Impacts and adaptation research includes complex human dimensions, such as economics, management, governance, behavior, and equity. Comprehensive assessments provide an opportunity to evaluate the social implications of climate change within the context of larger questions of how communities and the nation as a whole create sustainable and environmentally sound development paths.

A vision for future U.S. assessments

Over the past decade, U.S. federal agencies have undertaken two coordinated, national-scale efforts to evaluate the impacts of global climate change on this country. Each effort produced a report to the nation – Climate Change Impacts on the United States, published in 2000, and this report, Global Climate Change Impacts in the United States, published in 2009. A unique feature of the first report was that in addition to reporting the current state of the science, it created a national discourse on climate change that involved hundreds of scientists and thousands of stakeholders including farmers, ranchers, resource managers, city planners, business people, and local and regional government officials. A notable feature of the second report is the incorporation of information from the 21 topic-specific Synthesis and Assessment Products, many motivated by stakeholder interactions.

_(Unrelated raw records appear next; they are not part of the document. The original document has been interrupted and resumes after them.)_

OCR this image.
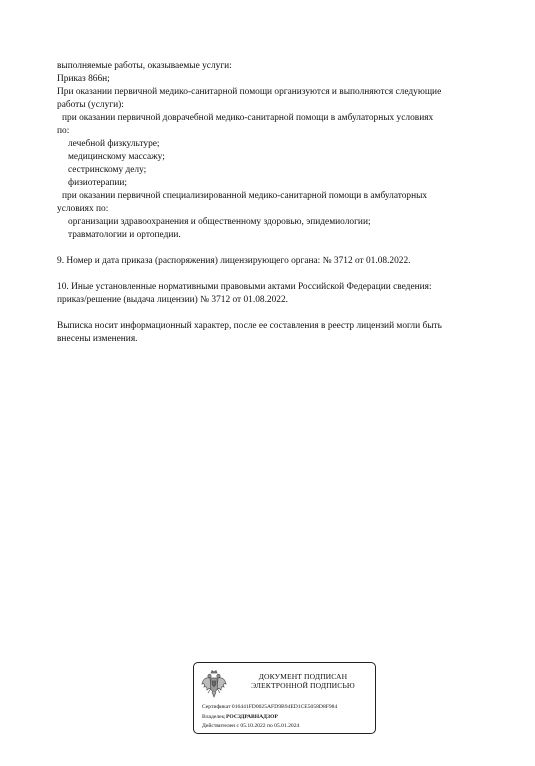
выполняемые работы, оказываемые услуги:
Приказ 866н;
При оказании первичной медико-санитарной помощи организуются и выполняются следующие
работы (услуги):
при оказании первичной доврачебной медико-санитарной помощи в амбулаторных условиях
по:
лечебной физкультуре;
медицинскому массажу;
сестринскому делу;
физиотерапии;
при оказании первичной специализированной медико-санитарной помощи в амбулаторных
условиях по:
организации здравоохранения и общественному здоровью, эпидемиологии;
травматологии и ортопедии.
9. Номер и дата приказа (распоряжения) лицензирующего органа: № 3712 от 01.08.2022.
10. Иные установленные нормативными правовыми актами Российской Федерации сведения:
приказ/решение (выдача лицензии) № 3712 от 01.08.2022.
Выписка носит информационный характер, после ее составления в реестр лицензий могли быть
внесены изменения.
ДОКУМЕНТ ПОДПИСАН
ЭЛЕКТРОННОЙ ПОДПИСЬЮ
Сертификат 016441FD0025AFD9B94ED1CE5058D8F984
Владелец РОСЗДРАВНАДЗОР
Действителен с 05.10.2022 по 05.01.2024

A vision for future climate change assessments includes both sustained, extensive stakeholder involvement, and targeted, scientifically rigorous reports that address concerns in a timely fashion. The value of stakeholder involvement includes helping scientists understand what information society wants and needs. In addition, the problem-solving abilities of stakeholders will be essential to designing, initiating, and evaluating mitigation and adaptation strategies and their interactions. The best decisions about these strategies will come when there is widespread understanding of the complex issue of climate change – the science and its many implications for our nation.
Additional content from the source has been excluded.